FMI e flat tax: il Fondo Monetario Internazionale punta il dito contro il trattamento agevolato delle partite IVA, proponendo l’eliminazione della flat tax e del regime forfettario per ridurre le disuguaglianze e recuperare gettito.
L’attacco del FMI al regime forfettario
Il rapporto annuale del Fondo Monetario Internazionale sull’Italia, pubblicato il 29 maggio 2025, non lascia spazio a dubbi: il regime forfettario, spesso definito “flat tax” per gli autonomi, è ritenuto dal Fondo una misura da superare. Secondo il FMI, l’aliquota sostitutiva del 5% (novità per le start-up) e del 15% per le attività già avviate distorce la progressività IRPEF, genera perdite di gettito e alimenta comportamenti elusivi, come il frazionamento artificiale delle attività per restare sotto le soglie di accesso.
Disuguaglianze ed evasione: le ragioni del piano FMI e flat tax
Per il Fondo, il vero problema del regime forfettario è l’iniquità che crea tra autonomi e lavoratori dipendenti. Con aliquote che partono dal 5% fino a un massimo del 15%, molti professionisti pagano meno rispetto a chi subisce scaglioni IRPEF dal 23% in su.
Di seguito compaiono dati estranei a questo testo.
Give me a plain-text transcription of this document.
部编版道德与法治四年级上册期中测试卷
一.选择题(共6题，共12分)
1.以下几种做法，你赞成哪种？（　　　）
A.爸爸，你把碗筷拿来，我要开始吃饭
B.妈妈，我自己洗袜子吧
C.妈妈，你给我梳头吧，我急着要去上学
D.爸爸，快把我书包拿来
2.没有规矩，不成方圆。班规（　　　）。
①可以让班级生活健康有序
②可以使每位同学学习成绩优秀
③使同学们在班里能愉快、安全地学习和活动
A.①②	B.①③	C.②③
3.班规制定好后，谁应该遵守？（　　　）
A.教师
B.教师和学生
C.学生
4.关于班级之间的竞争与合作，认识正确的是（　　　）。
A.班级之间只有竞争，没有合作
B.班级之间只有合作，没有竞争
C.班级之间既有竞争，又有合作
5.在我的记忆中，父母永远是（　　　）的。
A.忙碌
Questo squilibrio non solo mina la coerenza del sistema, ma mette a rischio la sostenibilità delle finanze pubbliche.
Inoltre, l’esistenza di un regime parallelo così generoso favorisce forme di elusione: secondo il FMI, numerosi titolari di partita IVA potrebbero suddividere i ricavi su più soggetti o limitare la propria attività per rimanere sotto il tetto di 85.000 € di ricavi annui, sottraendo risorse preziose al bilancio statale.
FMI e flat tax: confronto tra il regime attuale e le proposte del Fondo
| Voce | Regime forfettario attuale | Proposta FMI |
|---|---|---|
| Aliquota sostitutiva | 5% (prime attività), 15% (dal 2° anno) | Abolizione flat tax; ritorno IRPEF |
| Soglia ricavi | 85.000 € annui | Soglie fisse per scaglioni IRPEF |
| Complessità fiscale | Minima: niente IVA, ritenute, spesometro | Eliminazione privilegio agevolativo |
| Comportamenti elusivi | Frazionamento delle attività | Unico regime progressivo per tutti |
Questo confronto sintetizza l’orizzonte in cui si muove il dibattito sul piano FMI e flat tax, dove l’obiettivo dichiarato è rafforzare la progressività del sistema tributario e consolidare il gettito fiscale.
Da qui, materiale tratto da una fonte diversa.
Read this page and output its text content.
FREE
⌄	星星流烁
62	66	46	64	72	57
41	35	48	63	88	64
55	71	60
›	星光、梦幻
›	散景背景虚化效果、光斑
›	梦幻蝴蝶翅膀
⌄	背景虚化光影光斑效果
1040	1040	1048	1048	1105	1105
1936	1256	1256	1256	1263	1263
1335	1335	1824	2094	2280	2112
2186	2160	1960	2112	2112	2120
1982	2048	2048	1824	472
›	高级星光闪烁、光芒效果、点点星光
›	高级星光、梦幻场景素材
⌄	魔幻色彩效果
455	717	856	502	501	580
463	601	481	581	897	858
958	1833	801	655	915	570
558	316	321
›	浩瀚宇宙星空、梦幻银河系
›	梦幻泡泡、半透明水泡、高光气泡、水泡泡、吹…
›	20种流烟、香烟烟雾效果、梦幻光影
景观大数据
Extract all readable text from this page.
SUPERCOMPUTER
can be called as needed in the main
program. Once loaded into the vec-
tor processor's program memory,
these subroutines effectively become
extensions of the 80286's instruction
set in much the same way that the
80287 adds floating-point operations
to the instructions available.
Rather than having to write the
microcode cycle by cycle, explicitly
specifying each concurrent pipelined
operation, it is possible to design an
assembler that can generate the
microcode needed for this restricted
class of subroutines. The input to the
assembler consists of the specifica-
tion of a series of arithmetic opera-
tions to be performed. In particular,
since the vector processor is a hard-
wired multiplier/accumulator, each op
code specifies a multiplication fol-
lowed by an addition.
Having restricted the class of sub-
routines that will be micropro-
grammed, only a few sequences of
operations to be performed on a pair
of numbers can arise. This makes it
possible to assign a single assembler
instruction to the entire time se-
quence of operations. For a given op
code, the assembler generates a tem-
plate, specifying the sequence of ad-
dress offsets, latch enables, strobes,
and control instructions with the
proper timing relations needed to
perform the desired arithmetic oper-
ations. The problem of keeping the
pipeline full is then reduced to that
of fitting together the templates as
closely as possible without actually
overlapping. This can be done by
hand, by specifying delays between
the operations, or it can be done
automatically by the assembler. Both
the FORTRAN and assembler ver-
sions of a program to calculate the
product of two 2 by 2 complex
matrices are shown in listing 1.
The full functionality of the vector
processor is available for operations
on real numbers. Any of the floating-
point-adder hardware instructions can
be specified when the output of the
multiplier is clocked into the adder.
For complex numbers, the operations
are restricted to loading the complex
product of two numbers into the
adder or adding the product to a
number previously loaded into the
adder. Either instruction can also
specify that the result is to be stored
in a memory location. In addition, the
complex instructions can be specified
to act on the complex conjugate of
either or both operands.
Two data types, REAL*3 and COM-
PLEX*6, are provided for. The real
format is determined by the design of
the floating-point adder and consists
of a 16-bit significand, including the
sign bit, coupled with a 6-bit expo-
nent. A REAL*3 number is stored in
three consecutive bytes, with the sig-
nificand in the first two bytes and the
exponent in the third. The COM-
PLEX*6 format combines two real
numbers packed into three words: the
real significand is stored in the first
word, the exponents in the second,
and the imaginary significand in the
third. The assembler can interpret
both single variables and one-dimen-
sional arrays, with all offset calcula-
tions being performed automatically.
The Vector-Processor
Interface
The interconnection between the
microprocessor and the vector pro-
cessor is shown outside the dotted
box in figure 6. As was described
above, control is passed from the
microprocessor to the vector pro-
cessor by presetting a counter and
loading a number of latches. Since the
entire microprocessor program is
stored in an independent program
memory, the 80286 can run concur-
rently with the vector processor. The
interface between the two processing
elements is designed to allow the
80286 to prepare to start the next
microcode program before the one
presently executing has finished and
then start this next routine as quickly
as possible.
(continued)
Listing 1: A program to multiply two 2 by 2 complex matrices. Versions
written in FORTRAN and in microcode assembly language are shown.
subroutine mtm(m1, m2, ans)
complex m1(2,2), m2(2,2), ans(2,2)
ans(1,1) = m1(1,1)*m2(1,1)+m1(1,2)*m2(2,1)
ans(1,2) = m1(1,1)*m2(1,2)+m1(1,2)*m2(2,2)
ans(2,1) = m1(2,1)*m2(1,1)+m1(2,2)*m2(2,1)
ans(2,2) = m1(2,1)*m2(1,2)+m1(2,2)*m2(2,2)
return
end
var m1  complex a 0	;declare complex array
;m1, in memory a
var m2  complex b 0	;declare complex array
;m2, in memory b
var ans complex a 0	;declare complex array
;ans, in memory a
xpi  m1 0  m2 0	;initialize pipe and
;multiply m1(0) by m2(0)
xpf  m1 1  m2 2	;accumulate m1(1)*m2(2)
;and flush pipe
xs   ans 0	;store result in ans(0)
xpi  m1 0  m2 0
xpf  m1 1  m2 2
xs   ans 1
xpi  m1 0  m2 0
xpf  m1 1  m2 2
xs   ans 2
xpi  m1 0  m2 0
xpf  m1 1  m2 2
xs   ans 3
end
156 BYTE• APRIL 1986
Impatti sul tessuto delle partite IVA e scenari futuri
L’Italia conta oggi oltre 1,9 milioni di contribuenti in regime forfettario, pari a più del 50% delle nuove aperture di partita IVA nel 2023. Abolire tale formula significherebbe un cambiamento radicale per freelance, consulenti e piccoli imprenditori che avevano scelto questa strada proprio per semplificare la burocrazia e contenere i costi fiscali. Restano però molte incognite politiche: l’Italia dovrà valutare se i benefici in termini di equità e gettito superano il rischio di freno all’imprenditorialità e di una possibile contrazione delle aperture di nuove partite IVA.
Conclusione
Il piano FMI e flat tax per abolire il regime forfettario rappresenta una sfida importante per la politica fiscale italiana. Mentre il Fondo Monetario Internazionale chiede un sistema fiscale più omogeneo e progressivo, gli operatori del settore temono un inasprimento degli oneri e una perdita di flessibilità. Il futuro del regime forfettario dipenderà dalla capacità del legislatore di bilanciare equità, competitività e sostenibilità delle finanze pubbliche.